Effects of colonic lumenal components on AP-1-dependent gene transcription in cultured human colon carcinoma cells

We recently suggested that prolonged deregulated expression of AP-1 activity in colonic cells by bile acids may contribute to tumour promotion in the colon. In the present study, using two human colon carcinoma cell lines, HT-29 and HCT 116, transiently transfected with the AP-1-luciferase reporter construct, we showed that the bile acids, deoxycholate, chenodeoxycholate, ursodeoxycholate and lithocholate, induced AP-l-dependent gene transcription in a dose-dependent manner, whereas cholate was without effect.
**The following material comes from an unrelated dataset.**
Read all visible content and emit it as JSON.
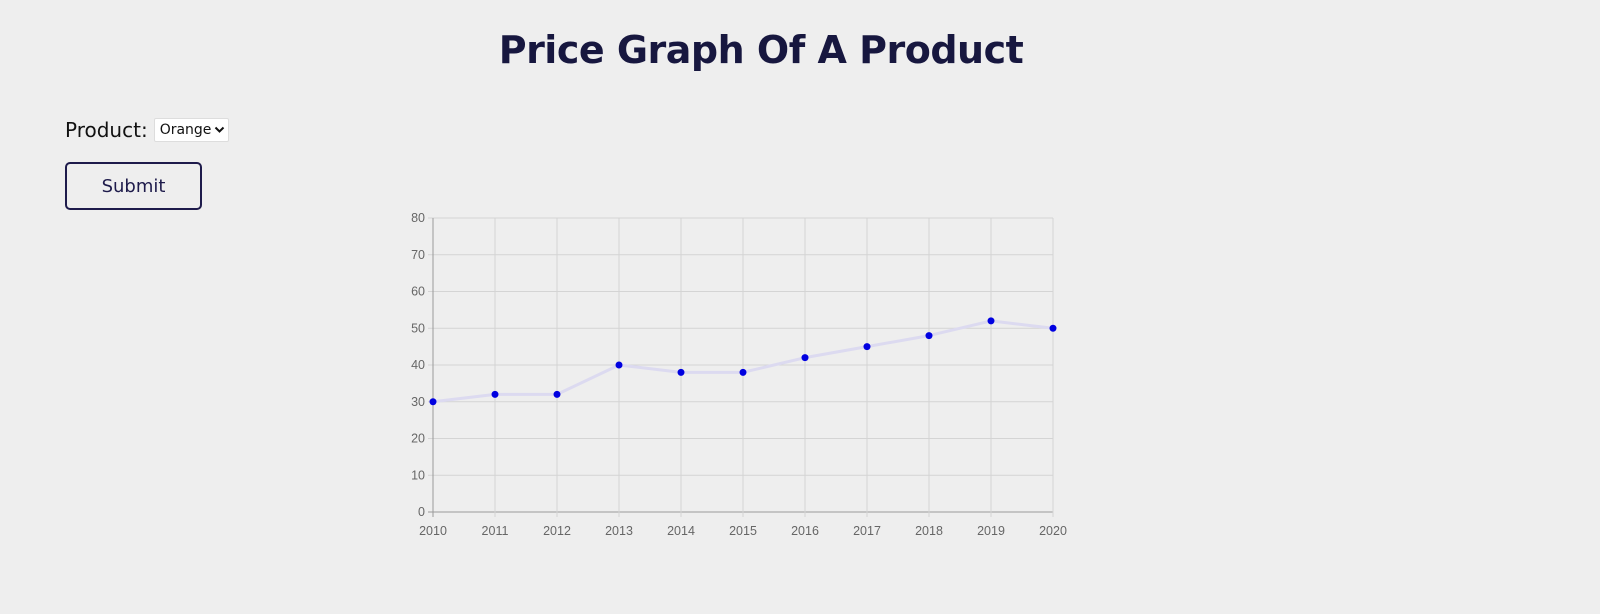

The greatest effect was observed with deoxycholate, and the ability of this bile acid to induce reporter gene activity was significantly correlated with its ability to induce cell proliferation (r = 0.91, P = 0.01), Cholesterol and the long chain fatty acids, myristate, palmitate and stearate, had no effect on AP-l-dependent gene transcription, whereas the short chain fatty acid, butyrate, exhibited a marked effect. Mindful of the fact that the concentrations of lumenal components that are actually in or entering the epithelial cells in the colon are presumably lower than lumenal values, we considered it of interest to determine the effect of dilution on the capacity of human faecal water to induce AP-1 activity and also cell proliferation. We demonstrated that diluted lipid extracts, from all of the faecal water samples examined, significantly induced AP-l-dependent gene transcription in the colonic cells, and that this effect differed markedly between the extracts. We confirmed that the faecal water lipid extracts, at the same dilution at which they increased AP-1 activity, significantly induced proliferation in the same cell line. These data suggest that lipid components of human faecal water, which is in direct contact with the colon epithelium and may be physiologically more active than the solid phase, can activate AP-I, a transcription factor whose activation has been associated with the promotion of neoplastic transformation.